Lewis Hamilton seperti melakukan perjalanan waktu dalam lap terakhir balapan Formula 1 di Istanbul Park, Turki, akhir pekan lalu. Perjalanan kariernya sejak berlatih gokar pada usia lima tahun berkelebat dalam benaknya. Emosinya meledak, hingga tak kuasa menahan air mata di parc ferme, padahal air mata adalah sesuatu yang berusaha keras dia hindari saat merayakan kemenangan.

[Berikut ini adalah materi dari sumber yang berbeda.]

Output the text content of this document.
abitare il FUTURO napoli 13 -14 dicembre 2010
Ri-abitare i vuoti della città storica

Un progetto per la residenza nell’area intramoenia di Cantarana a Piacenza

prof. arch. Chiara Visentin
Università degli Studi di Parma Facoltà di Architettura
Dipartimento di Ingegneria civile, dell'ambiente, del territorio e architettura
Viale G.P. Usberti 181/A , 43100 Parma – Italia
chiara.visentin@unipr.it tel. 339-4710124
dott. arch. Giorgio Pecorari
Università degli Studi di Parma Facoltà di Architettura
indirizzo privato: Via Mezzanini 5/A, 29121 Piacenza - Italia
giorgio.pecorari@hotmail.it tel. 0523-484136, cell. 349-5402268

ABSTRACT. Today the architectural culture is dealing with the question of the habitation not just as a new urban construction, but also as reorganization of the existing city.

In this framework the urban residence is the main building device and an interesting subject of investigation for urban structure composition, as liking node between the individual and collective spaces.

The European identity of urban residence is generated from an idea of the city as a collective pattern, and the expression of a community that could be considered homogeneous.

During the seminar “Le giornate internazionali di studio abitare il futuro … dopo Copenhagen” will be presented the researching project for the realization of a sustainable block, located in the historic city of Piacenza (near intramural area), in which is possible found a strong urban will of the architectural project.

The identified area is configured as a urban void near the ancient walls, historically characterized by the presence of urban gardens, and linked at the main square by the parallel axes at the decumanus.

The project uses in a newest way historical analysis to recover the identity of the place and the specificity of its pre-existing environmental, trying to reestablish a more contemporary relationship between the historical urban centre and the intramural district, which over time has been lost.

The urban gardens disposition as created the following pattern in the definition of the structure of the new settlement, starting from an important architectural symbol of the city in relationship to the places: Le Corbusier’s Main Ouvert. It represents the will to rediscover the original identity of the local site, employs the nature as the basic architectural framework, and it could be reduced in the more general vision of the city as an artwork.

Namun, momen di Istanbul Park itu terlalu istimewa. Setiap kali roda tergelincir di trek yang selicin permukaan es itu, Hamilton mengingat jalan panjang dan berliku untuk menjadi pebalap Formula 1. Pebalap Inggris itu juga mengingat betapa ayahnya, Anthony, sangat sabar dan berkorban banyak demi mewujudkan mimpi yang seolah mustahil itu. Kenangan perjuangan bersama ayahnya itu telah melintas beberapa hari sebelum balapan seri Turki bergulir, 13-15 November 2020.
“Kami mengawali tanpa apa-apa, dia memiliki empat pekerjaan supaya saya tetap bisa balapan pada suatu waktu, dan saya tidur di sofa. Kami bermimpi melakukan sesuatu, sesuatu yang sangat jauh dari jangkauan kami, menjadi pebalap F1,” kenang Hamilton di laman personalnya.

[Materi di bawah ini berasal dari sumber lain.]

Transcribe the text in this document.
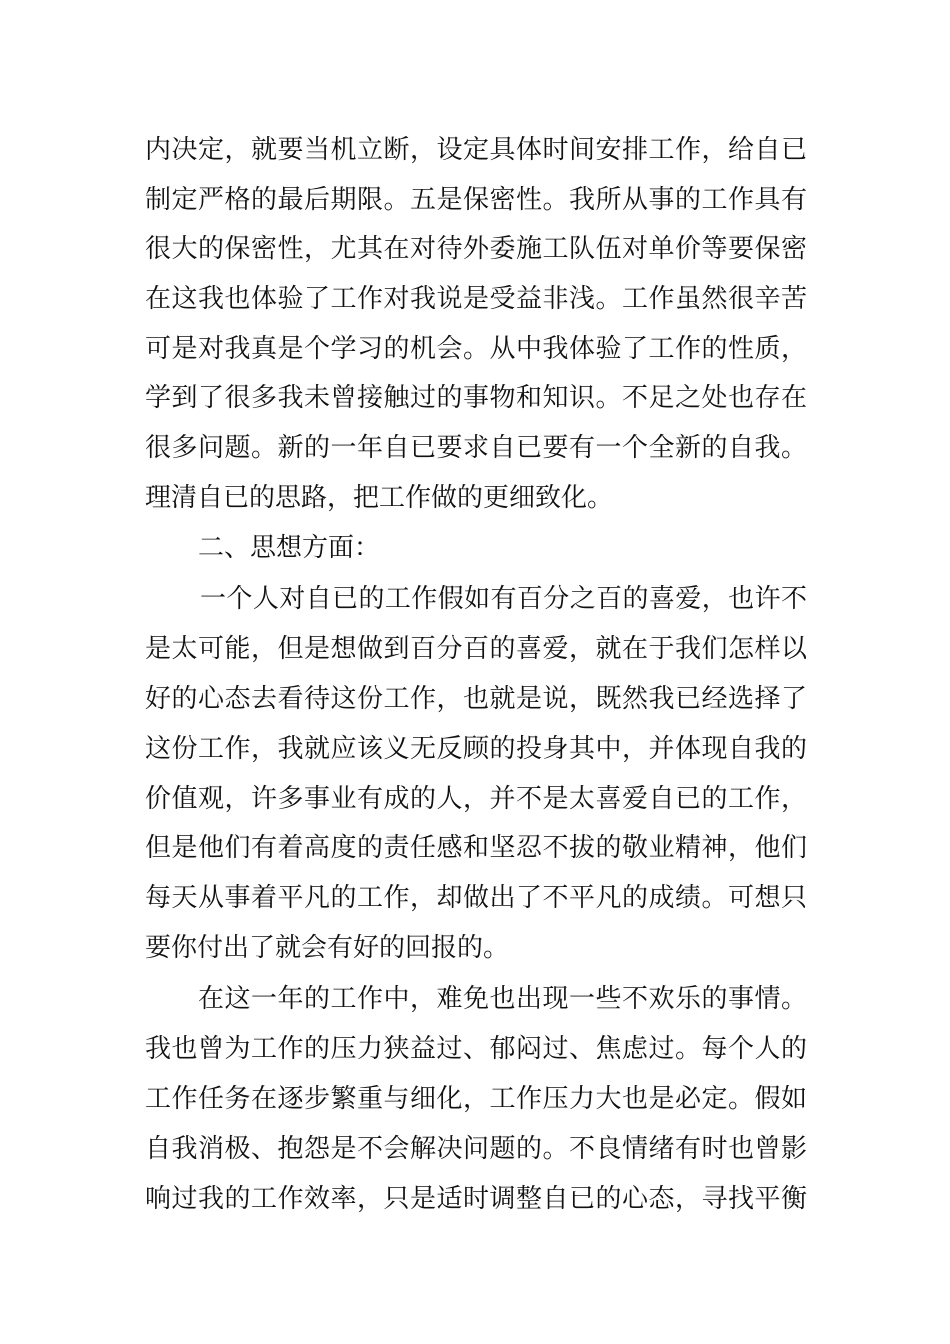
内决定，就要当机立断，设定具体时间安排工作，给自已
制定严格的最后期限。五是保密性。我所从事的工作具有
很大的保密性，尤其在对待外委施工队伍对单价等要保密
在这我也体验了工作对我说是受益非浅。工作虽然很辛苦
可是对我真是个学习的机会。从中我体验了工作的性质，
学到了很多我未曾接触过的事物和知识。不足之处也存在
很多问题。新的一年自已要求自已要有一个全新的自我。
理清自已的思路，把工作做的更细致化。
二、思想方面：
一个人对自已的工作假如有百分之百的喜爱，也许不
是太可能，但是想做到百分百的喜爱，就在于我们怎样以
好的心态去看待这份工作，也就是说，既然我已经选择了
这份工作，我就应该义无反顾的投身其中，并体现自我的
价值观，许多事业有成的人，并不是太喜爱自已的工作，
但是他们有着高度的责任感和坚忍不拔的敬业精神，他们
每天从事着平凡的工作，却做出了不平凡的成绩。可想只
要你付出了就会有好的回报的。
在这一年的工作中，难免也出现一些不欢乐的事情。
我也曾为工作的压力狭益过、郁闷过、焦虑过。每个人的
工作任务在逐步繁重与细化，工作压力大也是必定。假如
自我消极、抱怨是不会解决问题的。不良情绪有时也曾影
响过我的工作效率，只是适时调整自已的心态，寻找平衡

“Bagi keluarga yang tidak punya uang, kami mungkin terlihat dan terdengar gila. Orang-orang akan menertawakan kami, meremehkan, mengolok-olok kami, tetapi kami tetap fokus pada usaha kami. Kami berjuang dengan aksi di lintasan balap. Mereka yang dulu menilai kami, saya bertanya-tanya apakah mereka memandang kami dengan kebencian dan kemarahan karena kami membuktikan mereka salah atau mungkin mereka telah dewasa dan berpikir "baik untuk mereka". Saya lebih senang yang terakhir,” tulis Hamilton.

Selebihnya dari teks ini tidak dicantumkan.